1. Value-Added Tax
As a type of turnover tax, value-added tax (VAT) is levied on the
increased value of commodities at different stages of production or
circulation, or on the value-added of commodities. All enterprises
and
individuals engaged in the sale or import of goods or the
provision of
processing, repair or maintenance services in China
have to pay VAT.
(a) Taxpayer
In China, VAT payers are divided into general taxpayers and small-scale
taxpayers on the basis of their operation scale and accounting and auditing
system, with different methods of tax computation.
Small-scale taxpayers are taxpayers without a sound accounting and auditing
system whose taxable value of sales is below the prescribed standards, namely
Rmb1 million for taxpayers engaged in the production of goods or the provision
of taxable services, and less than Rmb1.8 million for those engaged in
wholesaling or retailing business.
General taxpayers mainly refer to enterprises whose annual taxable sales
value exceeds that of small-scale taxpayers. Small production enterprises with a
sound accounting and auditing system may be classified as general taxpayers.
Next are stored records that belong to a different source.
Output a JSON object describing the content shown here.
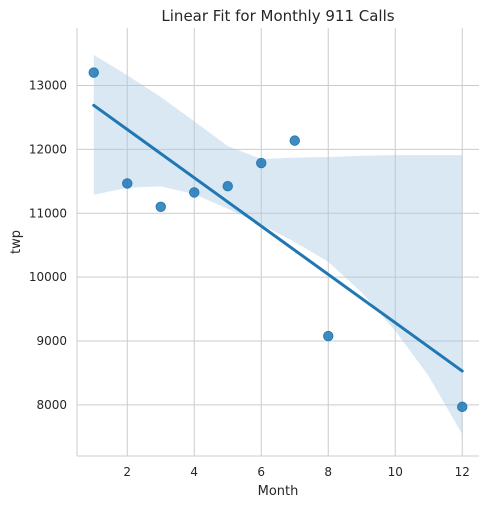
{
  "chart_data": {
    "type": "scatter",
    "title": "Linear Fit for Monthly 911 Calls",
    "xlabel": "Month",
    "ylabel": "twp",
    "xlim": [
      0.5,
      12.5
    ],
    "ylim": [
      7200,
      13900
    ],
    "xticks": [
      2,
      4,
      6,
      8,
      10,
      12
    ],
    "yticks": [
      8000,
      9000,
      10000,
      11000,
      12000,
      13000
    ],
    "grid": true,
    "series": [
      {
        "x": [
          1,
          2,
          3,
          4,
          5,
          6,
          7,
          8,
          12
        ],
        "y": [
          13203,
          11467,
          11101,
          11326,
          11423,
          11786,
          12137,
          9078,
          7969
        ],
        "color": "#1f77b4"
      }
    ],
    "fit": {
      "x": [
        1,
        12
      ],
      "y": [
        12690,
        8530
      ],
      "color": "#1f77b4"
    },
    "confidence_band": {
      "x": [
        1,
        2,
        3,
        4,
        5,
        6,
        7,
        8,
        9,
        10,
        11,
        12
      ],
      "upper": [
        13480,
        13160,
        12820,
        12440,
        12050,
        11850,
        11870,
        11880,
        11900,
        11910,
        11910,
        11910
      ],
      "lower": [
        11290,
        11400,
        11420,
        11300,
        11070,
        10820,
        10550,
        10240,
        9760,
        9160,
        8450,
        7540
      ],
      "color": "#a8c8e4"
    }
  }
}
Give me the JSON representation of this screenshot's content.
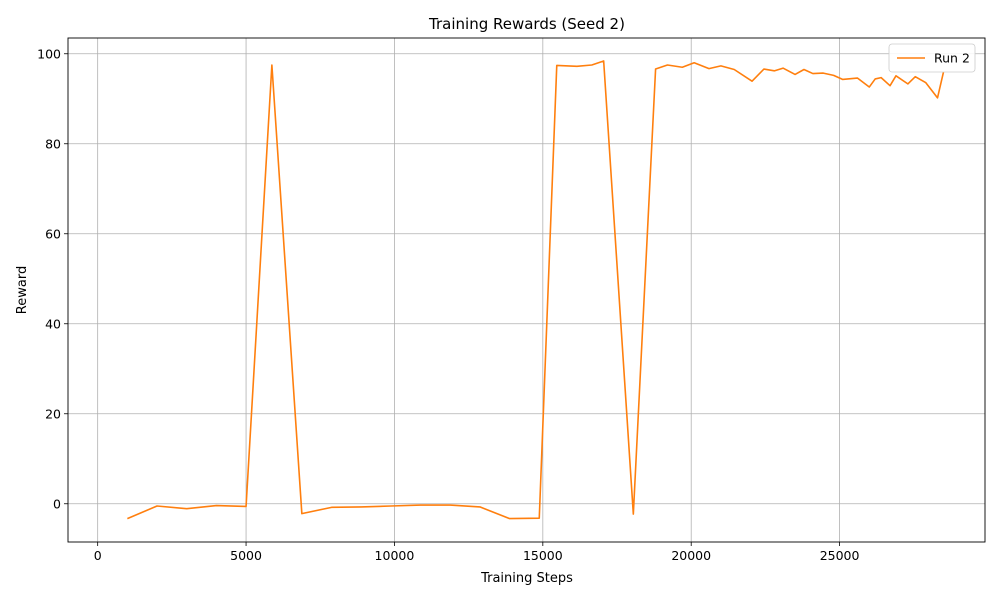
{
  "chart_data": {
    "type": "line",
    "title": "Training Rewards (Seed 2)",
    "xlabel": "Training Steps",
    "ylabel": "Reward",
    "xlim": [
      -1000,
      29900
    ],
    "ylim": [
      -8.5,
      103.5
    ],
    "xticks": [
      0,
      5000,
      10000,
      15000,
      20000,
      25000
    ],
    "xtick_labels": [
      "0",
      "5000",
      "10000",
      "15000",
      "20000",
      "25000"
    ],
    "yticks": [
      0,
      20,
      40,
      60,
      80,
      100
    ],
    "ytick_labels": [
      "0",
      "20",
      "40",
      "60",
      "80",
      "100"
    ],
    "grid": true,
    "legend": {
      "position": "top-right",
      "entries": [
        "Run 2"
      ]
    },
    "series": [
      {
        "name": "Run 2",
        "color": "#ff7f0e",
        "x": [
          1000,
          2000,
          3000,
          4000,
          5000,
          5870,
          6880,
          7880,
          8880,
          9880,
          10880,
          11880,
          12880,
          13880,
          14880,
          15470,
          16150,
          16650,
          17050,
          18050,
          18800,
          19200,
          19700,
          20100,
          20600,
          21000,
          21450,
          22050,
          22450,
          22800,
          23100,
          23500,
          23800,
          24100,
          24450,
          24800,
          25100,
          25600,
          26000,
          26200,
          26400,
          26700,
          26900,
          27300,
          27550,
          27900,
          28300,
          28500
        ],
        "y": [
          -3.3,
          -0.5,
          -1.1,
          -0.4,
          -0.6,
          97.5,
          -2.2,
          -0.8,
          -0.7,
          -0.5,
          -0.3,
          -0.3,
          -0.7,
          -3.3,
          -3.2,
          97.4,
          97.2,
          97.5,
          98.4,
          -2.3,
          96.6,
          97.5,
          97.0,
          98.0,
          96.7,
          97.3,
          96.5,
          93.9,
          96.6,
          96.2,
          96.8,
          95.4,
          96.5,
          95.6,
          95.7,
          95.2,
          94.3,
          94.6,
          92.6,
          94.4,
          94.7,
          92.9,
          95.1,
          93.3,
          94.9,
          93.6,
          90.2,
          95.9
        ]
      }
    ]
  }
}
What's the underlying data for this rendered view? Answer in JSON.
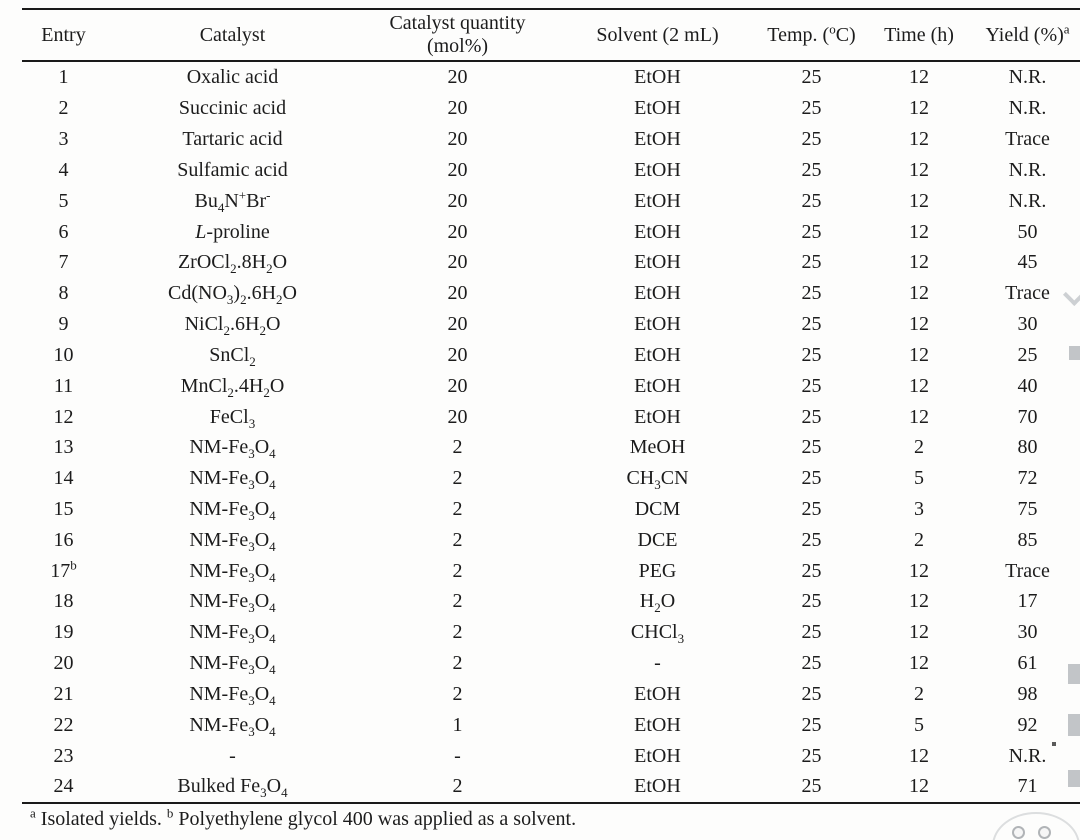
{
  "table": {
    "columns": [
      {
        "key": "entry",
        "label": "Entry"
      },
      {
        "key": "catalyst",
        "label": "Catalyst"
      },
      {
        "key": "quantity",
        "label": "Catalyst quantity",
        "label2": "(mol%)"
      },
      {
        "key": "solvent",
        "label": "Solvent (2 mL)"
      },
      {
        "key": "temp",
        "label": "Temp. (^{o}C)"
      },
      {
        "key": "time",
        "label": "Time (h)"
      },
      {
        "key": "yield",
        "label": "Yield (%)^{a}"
      }
    ],
    "rows": [
      [
        "1",
        "Oxalic acid",
        "20",
        "EtOH",
        "25",
        "12",
        "N.R."
      ],
      [
        "2",
        "Succinic acid",
        "20",
        "EtOH",
        "25",
        "12",
        "N.R."
      ],
      [
        "3",
        "Tartaric acid",
        "20",
        "EtOH",
        "25",
        "12",
        "Trace"
      ],
      [
        "4",
        "Sulfamic acid",
        "20",
        "EtOH",
        "25",
        "12",
        "N.R."
      ],
      [
        "5",
        "Bu_{4}N^{+}Br^{-}",
        "20",
        "EtOH",
        "25",
        "12",
        "N.R."
      ],
      [
        "6",
        "*L*-proline",
        "20",
        "EtOH",
        "25",
        "12",
        "50"
      ],
      [
        "7",
        "ZrOCl_{2}.8H_{2}O",
        "20",
        "EtOH",
        "25",
        "12",
        "45"
      ],
      [
        "8",
        "Cd(NO_{3})_{2}.6H_{2}O",
        "20",
        "EtOH",
        "25",
        "12",
        "Trace"
      ],
      [
        "9",
        "NiCl_{2}.6H_{2}O",
        "20",
        "EtOH",
        "25",
        "12",
        "30"
      ],
      [
        "10",
        "SnCl_{2}",
        "20",
        "EtOH",
        "25",
        "12",
        "25"
      ],
      [
        "11",
        "MnCl_{2}.4H_{2}O",
        "20",
        "EtOH",
        "25",
        "12",
        "40"
      ],
      [
        "12",
        "FeCl_{3}",
        "20",
        "EtOH",
        "25",
        "12",
        "70"
      ],
      [
        "13",
        "NM-Fe_{3}O_{4}",
        "2",
        "MeOH",
        "25",
        "2",
        "80"
      ],
      [
        "14",
        "NM-Fe_{3}O_{4}",
        "2",
        "CH_{3}CN",
        "25",
        "5",
        "72"
      ],
      [
        "15",
        "NM-Fe_{3}O_{4}",
        "2",
        "DCM",
        "25",
        "3",
        "75"
      ],
      [
        "16",
        "NM-Fe_{3}O_{4}",
        "2",
        "DCE",
        "25",
        "2",
        "85"
      ],
      [
        "17^{b}",
        "NM-Fe_{3}O_{4}",
        "2",
        "PEG",
        "25",
        "12",
        "Trace"
      ],
      [
        "18",
        "NM-Fe_{3}O_{4}",
        "2",
        "H_{2}O",
        "25",
        "12",
        "17"
      ],
      [
        "19",
        "NM-Fe_{3}O_{4}",
        "2",
        "CHCl_{3}",
        "25",
        "12",
        "30"
      ],
      [
        "20",
        "NM-Fe_{3}O_{4}",
        "2",
        "-",
        "25",
        "12",
        "61"
      ],
      [
        "21",
        "NM-Fe_{3}O_{4}",
        "2",
        "EtOH",
        "25",
        "2",
        "98"
      ],
      [
        "22",
        "NM-Fe_{3}O_{4}",
        "1",
        "EtOH",
        "25",
        "5",
        "92"
      ],
      [
        "23",
        "-",
        "-",
        "EtOH",
        "25",
        "12",
        "N.R."
      ],
      [
        "24",
        "Bulked Fe_{3}O_{4}",
        "2",
        "EtOH",
        "25",
        "12",
        "71"
      ]
    ]
  },
  "footnote": "^{a} Isolated yields. ^{b} Polyethylene glycol 400 was applied as a solvent.",
  "colors": {
    "text": "#1c1c1c",
    "rule": "#1a1a1a",
    "artifact": "#b7bbbe"
  }
}
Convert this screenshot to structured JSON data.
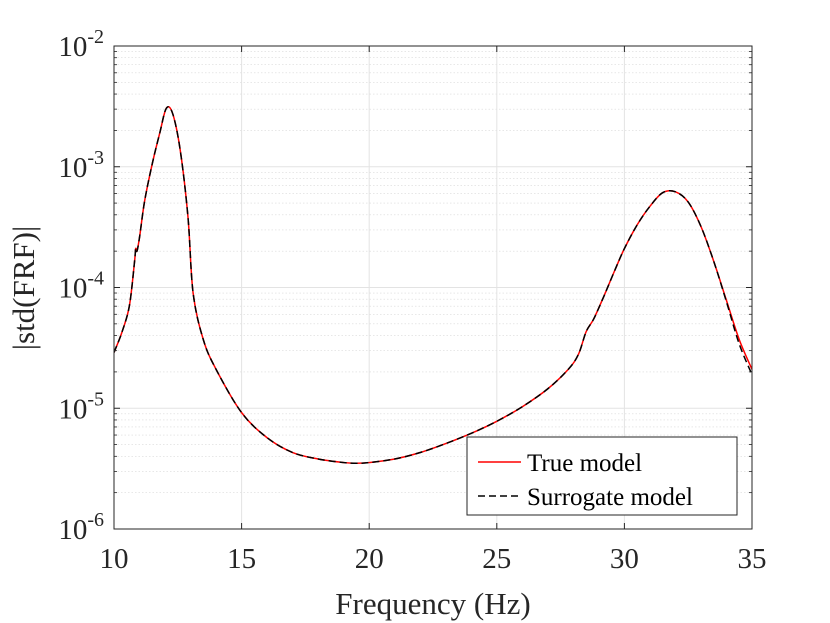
{
  "chart_data": {
    "type": "line",
    "xlabel": "Frequency (Hz)",
    "ylabel": "|std(FRF)|",
    "xlim": [
      10,
      35
    ],
    "ylim": [
      1e-06,
      0.01
    ],
    "yscale": "log",
    "grid": true,
    "minor_grid": true,
    "legend_position": "bottom-right",
    "x_ticks": [
      {
        "value": 10,
        "label": "10"
      },
      {
        "value": 15,
        "label": "15"
      },
      {
        "value": 20,
        "label": "20"
      },
      {
        "value": 25,
        "label": "25"
      },
      {
        "value": 30,
        "label": "30"
      },
      {
        "value": 35,
        "label": "35"
      }
    ],
    "y_ticks": [
      {
        "value": 1e-06,
        "base": "10",
        "exp": "-6"
      },
      {
        "value": 1e-05,
        "base": "10",
        "exp": "-5"
      },
      {
        "value": 0.0001,
        "base": "10",
        "exp": "-4"
      },
      {
        "value": 0.001,
        "base": "10",
        "exp": "-3"
      },
      {
        "value": 0.01,
        "base": "10",
        "exp": "-2"
      }
    ],
    "series": [
      {
        "name": "True model",
        "color": "#ff0000",
        "dash": "solid",
        "x": [
          10,
          10.3,
          10.6,
          10.8,
          10.85,
          10.9,
          11.0,
          11.2,
          11.5,
          11.8,
          12.05,
          12.3,
          12.6,
          12.9,
          13.1,
          13.5,
          14.0,
          15.0,
          16.0,
          17.0,
          18.0,
          19.0,
          19.5,
          20.0,
          21.0,
          22.0,
          23.0,
          24.0,
          25.0,
          26.0,
          27.0,
          27.8,
          28.2,
          28.5,
          28.8,
          29.2,
          29.6,
          30.0,
          30.5,
          31.0,
          31.5,
          32.0,
          32.5,
          33.0,
          33.5,
          34.0,
          34.5,
          35.0
        ],
        "y": [
          2.9e-05,
          4.2e-05,
          7e-05,
          0.00016,
          0.00021,
          0.0002,
          0.00026,
          0.00052,
          0.00106,
          0.00193,
          0.00305,
          0.00275,
          0.00135,
          0.00038,
          9e-05,
          3.7e-05,
          2.1e-05,
          9.2e-06,
          5.7e-06,
          4.3e-06,
          3.8e-06,
          3.55e-06,
          3.5e-06,
          3.55e-06,
          3.8e-06,
          4.3e-06,
          5.1e-06,
          6.2e-06,
          7.8e-06,
          1.03e-05,
          1.45e-05,
          2.1e-05,
          2.8e-05,
          4.3e-05,
          5.5e-05,
          8.5e-05,
          0.000135,
          0.00021,
          0.00033,
          0.00047,
          0.00061,
          0.00062,
          0.00051,
          0.00032,
          0.000165,
          7.8e-05,
          3.7e-05,
          2.1e-05
        ]
      },
      {
        "name": "Surrogate model",
        "color": "#000000",
        "dash": "dashed",
        "x": [
          10,
          10.3,
          10.6,
          10.8,
          10.85,
          10.9,
          11.0,
          11.2,
          11.5,
          11.8,
          12.05,
          12.3,
          12.6,
          12.9,
          13.1,
          13.5,
          14.0,
          15.0,
          16.0,
          17.0,
          18.0,
          19.0,
          19.5,
          20.0,
          21.0,
          22.0,
          23.0,
          24.0,
          25.0,
          26.0,
          27.0,
          27.8,
          28.2,
          28.5,
          28.8,
          29.2,
          29.6,
          30.0,
          30.5,
          31.0,
          31.5,
          32.0,
          32.5,
          33.0,
          33.5,
          34.0,
          34.5,
          35.0
        ],
        "y": [
          2.9e-05,
          4.2e-05,
          7e-05,
          0.00016,
          0.00021,
          0.0002,
          0.00026,
          0.00052,
          0.00106,
          0.00193,
          0.00305,
          0.00275,
          0.00135,
          0.00038,
          9e-05,
          3.7e-05,
          2.1e-05,
          9.2e-06,
          5.7e-06,
          4.3e-06,
          3.8e-06,
          3.55e-06,
          3.5e-06,
          3.55e-06,
          3.8e-06,
          4.3e-06,
          5.1e-06,
          6.2e-06,
          7.8e-06,
          1.03e-05,
          1.45e-05,
          2.1e-05,
          2.8e-05,
          4.3e-05,
          5.5e-05,
          8.5e-05,
          0.000135,
          0.00021,
          0.00033,
          0.00047,
          0.00061,
          0.00062,
          0.00051,
          0.00032,
          0.000165,
          7.6e-05,
          3.4e-05,
          1.9e-05
        ]
      }
    ]
  }
}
However, individuals, non-enterprise units, and enterprises that do not
regularly engage in taxable operations are classified as small-scale taxpayers
even if their annual taxable sales value exceeds the standards for small-scale
taxpayers.
(b) Method of Computation
* Small-scale taxpayer
VAT payable by small-scale taxpayers is calculated by a simple method on the
basis of the sales value and the tax rate without offset or deduction for input
VAT.
The applicable rate is 4% for commercial enterprises and 6% for other
operations. The formula for the computation of VAT is as follows:
Tax payable = sales value * tax rate (4% or 6%)
VAT on consignment sale, sale of unredeemed goods by pawn shops and retail
sale of duty-free goods by approved duty-free shops, is levied at a rate of 4%
using the above simple method of computation regardless of whether it is paid by
a small-scale taxpayer. For the sale of second-hand goods, VAT is levied at half
of the tax rate of 4%.
* General taxpayer
The actual amount of VAT payable by general taxpayers is the excess amount of
output VAT over input VAT. The formula for the computation of the tax payable is
as follows:
Tax payable = current output VAT - current input VAT
Output VAT = sales value * applicable tax rate
If the current output VAT is smaller than the current input VAT, the amount
that cannot be fully set off or deducted may be carried over to the following
tax period.
* VAT on imported goods
VAT on goods imported by taxpayers is computed on the basis of the composite
assessable value and the applicable tax rate without offset or deduction for
input VAT. The formula for the computation of the tax payable is as follows:
Tax payable = composite assessable valuex applicable tax rate
Composite assessable value = customs dutiable value + customs duty
For taxpayers importing taxable consumer goods, the consumption tax payable
will be added to the composite assessable value.